I want to create a custom type in the typescript to be removed when I create an array of interface parameters.
type Private<T> = T
interface Test {
param1: boolean,
param2: number,
param3: string,
param4: Private<boolean>
}
type NotType<B, C> = Pick<B, {
[K in keyof B]: B[K] extends C ? never : K
}[keyof B]>
const a: (keyof NotType<Test, Private<any>>)[] = ['param1']
But the type I created causes any value I pass to be excluded and not the ones I declared as Private, is there any way to indicate a field to be excluded without the need to declare all parameters?
CodePudding user response:
The primary problem with that is that TypeScript's type system is structural, not nominal. (This is unlike the type systems in some other languages, such as Java.) That means type compatibility is determined by the shape of the type (what kinds of properties it has), not the name of the type.
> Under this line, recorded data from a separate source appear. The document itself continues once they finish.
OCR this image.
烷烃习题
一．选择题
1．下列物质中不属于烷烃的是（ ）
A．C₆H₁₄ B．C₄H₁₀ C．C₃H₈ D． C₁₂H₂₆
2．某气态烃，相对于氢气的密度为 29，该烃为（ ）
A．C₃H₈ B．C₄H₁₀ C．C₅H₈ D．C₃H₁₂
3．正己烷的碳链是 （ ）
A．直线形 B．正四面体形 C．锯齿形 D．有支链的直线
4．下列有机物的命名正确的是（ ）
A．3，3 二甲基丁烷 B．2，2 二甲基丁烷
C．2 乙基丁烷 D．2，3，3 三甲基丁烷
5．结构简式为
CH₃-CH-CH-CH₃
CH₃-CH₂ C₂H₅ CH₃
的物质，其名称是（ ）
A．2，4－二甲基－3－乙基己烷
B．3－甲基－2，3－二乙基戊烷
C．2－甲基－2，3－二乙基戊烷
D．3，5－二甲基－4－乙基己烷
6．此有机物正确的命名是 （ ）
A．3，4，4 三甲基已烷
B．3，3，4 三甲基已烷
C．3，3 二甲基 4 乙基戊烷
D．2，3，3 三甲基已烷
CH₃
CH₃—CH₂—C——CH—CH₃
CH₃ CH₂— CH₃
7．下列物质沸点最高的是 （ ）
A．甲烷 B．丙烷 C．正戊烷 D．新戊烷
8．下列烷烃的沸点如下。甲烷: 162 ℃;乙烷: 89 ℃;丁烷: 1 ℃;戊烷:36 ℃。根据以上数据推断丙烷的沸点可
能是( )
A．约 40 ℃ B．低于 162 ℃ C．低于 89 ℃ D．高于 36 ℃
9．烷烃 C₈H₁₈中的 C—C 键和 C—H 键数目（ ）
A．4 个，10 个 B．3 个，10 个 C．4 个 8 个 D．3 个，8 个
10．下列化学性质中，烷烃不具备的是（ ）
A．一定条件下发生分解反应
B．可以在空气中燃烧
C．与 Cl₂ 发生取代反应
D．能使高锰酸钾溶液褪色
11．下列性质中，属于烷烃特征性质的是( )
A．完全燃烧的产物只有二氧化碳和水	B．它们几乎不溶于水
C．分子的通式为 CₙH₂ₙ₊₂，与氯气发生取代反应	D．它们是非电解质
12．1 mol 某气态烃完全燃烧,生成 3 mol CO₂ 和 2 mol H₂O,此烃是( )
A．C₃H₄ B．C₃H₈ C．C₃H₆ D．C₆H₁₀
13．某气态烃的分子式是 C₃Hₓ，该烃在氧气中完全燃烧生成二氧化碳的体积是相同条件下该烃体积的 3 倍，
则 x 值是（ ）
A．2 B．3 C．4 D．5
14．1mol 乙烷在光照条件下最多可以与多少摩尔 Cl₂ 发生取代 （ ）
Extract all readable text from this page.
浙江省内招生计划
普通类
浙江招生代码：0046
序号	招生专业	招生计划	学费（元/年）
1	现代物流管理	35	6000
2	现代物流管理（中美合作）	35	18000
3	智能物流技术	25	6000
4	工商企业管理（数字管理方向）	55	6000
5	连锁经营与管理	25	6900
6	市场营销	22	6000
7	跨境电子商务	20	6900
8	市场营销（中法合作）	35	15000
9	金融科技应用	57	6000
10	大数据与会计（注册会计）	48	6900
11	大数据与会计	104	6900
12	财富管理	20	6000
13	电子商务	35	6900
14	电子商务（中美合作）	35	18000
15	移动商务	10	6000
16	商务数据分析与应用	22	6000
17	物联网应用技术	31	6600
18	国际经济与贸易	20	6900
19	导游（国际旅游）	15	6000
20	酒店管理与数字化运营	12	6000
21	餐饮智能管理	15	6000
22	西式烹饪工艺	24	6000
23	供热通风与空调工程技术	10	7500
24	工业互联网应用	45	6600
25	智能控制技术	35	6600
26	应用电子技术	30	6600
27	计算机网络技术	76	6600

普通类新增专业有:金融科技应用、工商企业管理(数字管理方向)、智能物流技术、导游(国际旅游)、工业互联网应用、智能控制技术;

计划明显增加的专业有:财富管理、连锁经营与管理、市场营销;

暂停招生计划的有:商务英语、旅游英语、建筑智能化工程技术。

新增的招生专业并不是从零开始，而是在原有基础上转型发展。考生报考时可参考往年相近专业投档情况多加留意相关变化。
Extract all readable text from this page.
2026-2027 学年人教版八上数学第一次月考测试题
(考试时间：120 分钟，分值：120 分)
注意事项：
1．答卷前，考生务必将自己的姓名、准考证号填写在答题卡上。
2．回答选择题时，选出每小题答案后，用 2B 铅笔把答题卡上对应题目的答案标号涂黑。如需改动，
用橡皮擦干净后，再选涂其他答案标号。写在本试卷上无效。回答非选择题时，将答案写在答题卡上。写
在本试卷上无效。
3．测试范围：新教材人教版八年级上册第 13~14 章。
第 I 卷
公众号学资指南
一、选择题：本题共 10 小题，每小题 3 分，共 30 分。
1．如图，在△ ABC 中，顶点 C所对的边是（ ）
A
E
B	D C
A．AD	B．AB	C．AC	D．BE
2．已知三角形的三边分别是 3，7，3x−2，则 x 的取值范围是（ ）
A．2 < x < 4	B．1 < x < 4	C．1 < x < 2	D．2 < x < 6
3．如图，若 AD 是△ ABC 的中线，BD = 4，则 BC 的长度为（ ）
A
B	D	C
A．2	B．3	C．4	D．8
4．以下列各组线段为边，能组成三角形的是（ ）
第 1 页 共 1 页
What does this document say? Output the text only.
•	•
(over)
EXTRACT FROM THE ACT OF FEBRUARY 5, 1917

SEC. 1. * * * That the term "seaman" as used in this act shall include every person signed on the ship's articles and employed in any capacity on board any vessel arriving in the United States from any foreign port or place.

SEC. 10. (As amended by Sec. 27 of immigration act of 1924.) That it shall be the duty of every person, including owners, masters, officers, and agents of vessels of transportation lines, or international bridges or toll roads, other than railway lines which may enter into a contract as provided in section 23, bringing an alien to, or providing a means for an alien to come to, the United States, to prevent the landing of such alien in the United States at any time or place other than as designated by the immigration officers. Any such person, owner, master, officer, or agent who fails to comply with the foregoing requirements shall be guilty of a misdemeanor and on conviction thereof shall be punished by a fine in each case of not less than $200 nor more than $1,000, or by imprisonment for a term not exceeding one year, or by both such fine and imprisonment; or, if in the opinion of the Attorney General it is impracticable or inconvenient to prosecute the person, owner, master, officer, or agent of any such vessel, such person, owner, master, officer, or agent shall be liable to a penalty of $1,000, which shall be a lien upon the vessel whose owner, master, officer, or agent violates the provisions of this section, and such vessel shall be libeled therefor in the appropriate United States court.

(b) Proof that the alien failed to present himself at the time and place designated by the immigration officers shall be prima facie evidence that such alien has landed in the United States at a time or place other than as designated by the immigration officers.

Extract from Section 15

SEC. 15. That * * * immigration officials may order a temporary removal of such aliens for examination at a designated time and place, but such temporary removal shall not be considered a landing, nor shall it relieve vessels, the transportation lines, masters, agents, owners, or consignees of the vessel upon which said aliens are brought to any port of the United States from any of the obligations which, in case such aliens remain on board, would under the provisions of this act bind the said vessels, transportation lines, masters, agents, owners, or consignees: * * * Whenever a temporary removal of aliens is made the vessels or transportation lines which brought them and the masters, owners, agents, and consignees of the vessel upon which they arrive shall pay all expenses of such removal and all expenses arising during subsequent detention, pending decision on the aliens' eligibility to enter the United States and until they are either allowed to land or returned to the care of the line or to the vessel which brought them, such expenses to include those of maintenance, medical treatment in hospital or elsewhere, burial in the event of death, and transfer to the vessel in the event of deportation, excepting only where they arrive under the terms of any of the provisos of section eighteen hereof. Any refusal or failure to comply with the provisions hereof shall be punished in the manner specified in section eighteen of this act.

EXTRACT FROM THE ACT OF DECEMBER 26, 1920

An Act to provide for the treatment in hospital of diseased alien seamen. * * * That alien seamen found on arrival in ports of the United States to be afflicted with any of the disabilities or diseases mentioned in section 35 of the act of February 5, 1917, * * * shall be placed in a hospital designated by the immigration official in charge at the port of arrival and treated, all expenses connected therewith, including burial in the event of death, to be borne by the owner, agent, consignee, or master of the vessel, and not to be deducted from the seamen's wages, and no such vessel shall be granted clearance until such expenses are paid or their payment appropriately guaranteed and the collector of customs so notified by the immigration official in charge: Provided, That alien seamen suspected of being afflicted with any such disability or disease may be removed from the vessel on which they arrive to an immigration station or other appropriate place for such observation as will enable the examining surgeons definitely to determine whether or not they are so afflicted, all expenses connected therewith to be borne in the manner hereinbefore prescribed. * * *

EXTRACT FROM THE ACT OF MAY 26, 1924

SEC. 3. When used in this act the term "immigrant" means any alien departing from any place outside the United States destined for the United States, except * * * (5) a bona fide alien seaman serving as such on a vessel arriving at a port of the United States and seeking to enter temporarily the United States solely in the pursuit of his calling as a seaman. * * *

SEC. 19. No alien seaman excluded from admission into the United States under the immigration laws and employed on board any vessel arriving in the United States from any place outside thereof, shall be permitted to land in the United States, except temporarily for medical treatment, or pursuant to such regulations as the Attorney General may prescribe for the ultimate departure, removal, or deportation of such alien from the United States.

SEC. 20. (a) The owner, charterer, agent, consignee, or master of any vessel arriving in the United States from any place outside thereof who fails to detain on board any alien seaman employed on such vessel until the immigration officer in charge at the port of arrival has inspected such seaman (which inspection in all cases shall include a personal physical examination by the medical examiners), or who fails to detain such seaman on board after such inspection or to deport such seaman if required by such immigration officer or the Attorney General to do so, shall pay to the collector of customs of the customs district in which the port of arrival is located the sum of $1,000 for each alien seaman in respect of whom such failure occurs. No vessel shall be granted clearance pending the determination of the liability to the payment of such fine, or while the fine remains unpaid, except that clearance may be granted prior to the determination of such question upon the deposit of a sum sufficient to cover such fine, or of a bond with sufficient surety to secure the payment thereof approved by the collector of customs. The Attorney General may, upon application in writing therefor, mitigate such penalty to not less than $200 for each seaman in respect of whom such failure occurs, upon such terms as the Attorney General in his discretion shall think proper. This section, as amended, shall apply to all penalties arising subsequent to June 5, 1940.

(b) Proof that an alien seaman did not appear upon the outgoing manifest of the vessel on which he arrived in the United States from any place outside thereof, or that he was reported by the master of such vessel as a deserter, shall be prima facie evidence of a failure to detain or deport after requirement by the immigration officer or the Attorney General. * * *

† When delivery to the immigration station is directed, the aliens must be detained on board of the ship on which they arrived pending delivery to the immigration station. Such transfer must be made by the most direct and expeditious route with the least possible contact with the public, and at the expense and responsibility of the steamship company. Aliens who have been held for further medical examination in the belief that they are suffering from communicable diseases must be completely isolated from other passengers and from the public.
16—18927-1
Your Private<T>
type doesn't do anything, the result of Private<AnyTypeHere>
is AnyTypeHere
. (Example.)
You could use the Exclude
utility type and a literal property name:
interface Test {
param1: boolean,
param2: number,
param3: string,
param4: boolean,
}
const a: (Exclude<keyof Test, "param4">)[] = ['param1']; // works
const b: (Exclude<keyof Test, "param4">)[] = ['param4']; // fails as desired
Or if you have several you want "private", you can create a union of them:
interface Test {
param1: boolean,
param2: number,
param3: string,
param4: boolean,
}
type TestPrivate = "param3" | "param4";
const a: (Exclude<keyof Test, TestPrivate>)[] = ['param1']; // works
const b: (Exclude<keyof Test, TestPrivate>)[] = ['param4']; // fails as desired
I don't think there's any way you can annotate a boolean
property inline with the type definition that would allow you to exclude it later except by name or type (and I don't think you want to use type for this, from the question).